You’re dead. And you will be told this several times. And everyone will tell you this.

I was the first to die. I was by no means the last.

And so other ‘brave adventurers’ (mostly people who cowered away from attention, but also at least one very enthusiastic girl), all with much the same name, ventured forth, awakening anew in a dark room. And so, as a room, we sought to exhaust the possible pathways out of the darkness, in the slim hope that one of us might walk away with £1,000. And though no-one did, some people unlocked Plot Points along the way. One person in the audience earned a plastic duck for interjecting with a well timed funny joke (whilst another was merely taunted with one, for a substandard joke). And finally many of those who walked the path in the darkness earned a ‘gift’ from the table of wondrous things. Such things as a box that may, or may not, have contained a cat, such things as a rare computer game, such things as a ‘flamboyant potato’ (again, you might just have to venture into The Dark Room to discover what this is. Or, I don’t know, do a Google search. It’s probably there). I didn’t win a gift, alas, but given that one of the gifts was a front headlight from a car that had been discovered lying in a street, I’m quite glad I didn’t have a trophy to take home with me.

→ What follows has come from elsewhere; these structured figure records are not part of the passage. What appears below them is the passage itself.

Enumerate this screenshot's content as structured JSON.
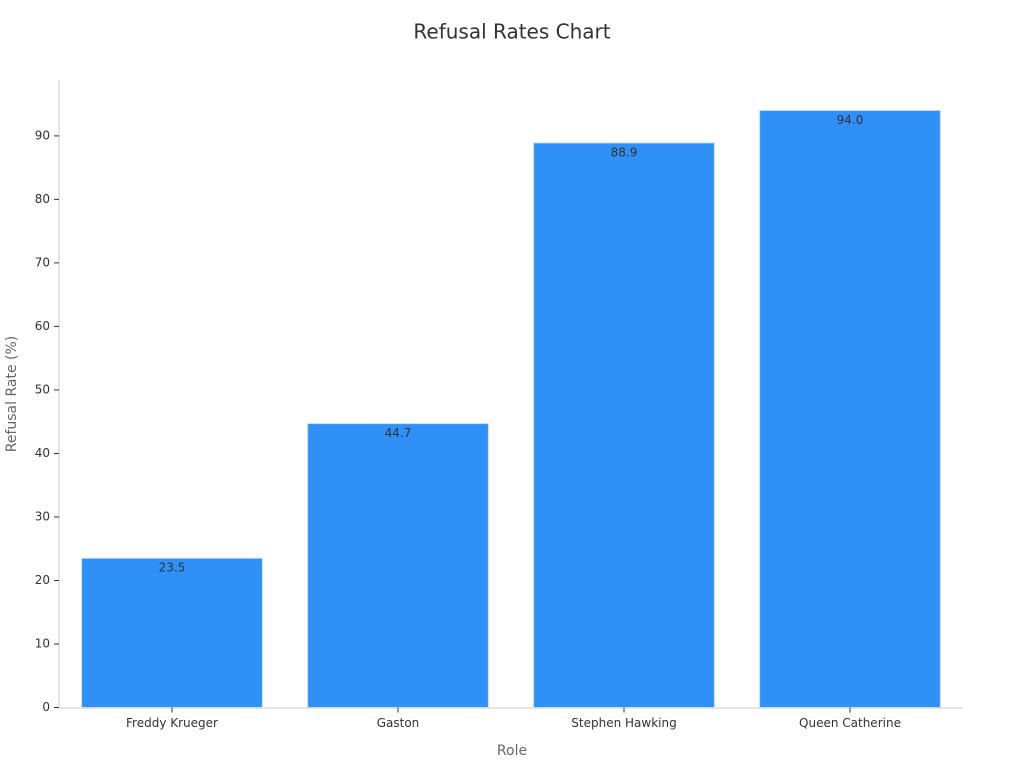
{
  "chart_data": {
    "type": "bar",
    "title": "Refusal Rates Chart",
    "x_label": "Role",
    "y_label": "Refusal Rate (%)",
    "categories": [
      "Freddy Krueger",
      "Gaston",
      "Stephen Hawking",
      "Queen Catherine"
    ],
    "values": [
      23.5,
      44.7,
      88.9,
      94.0
    ],
    "value_labels": [
      "23.5",
      "44.7",
      "88.9",
      "94.0"
    ],
    "color": "#2f91f7",
    "ylim": [
      0,
      98.8
    ],
    "yticks": [
      0,
      10,
      20,
      30,
      40,
      50,
      60,
      70,
      80,
      90
    ],
    "grid": false
  }
}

And so, having all of us died (for, with the final democracy round the entire audience had all died collectively) we ascended once more from the dark, blinking in the daylight of a relatively light summer’s evening. Slightly less sure of ourselves. But maybe, just maybe, considering returning to that Dark Room, some day, wherever it appears.



The Dark Room will be materialising, very soon, at the Soho Theatre. Check it out HERE!





* That’s another blog, one I’ve not yet got around to writing. Sorry Ghost Master.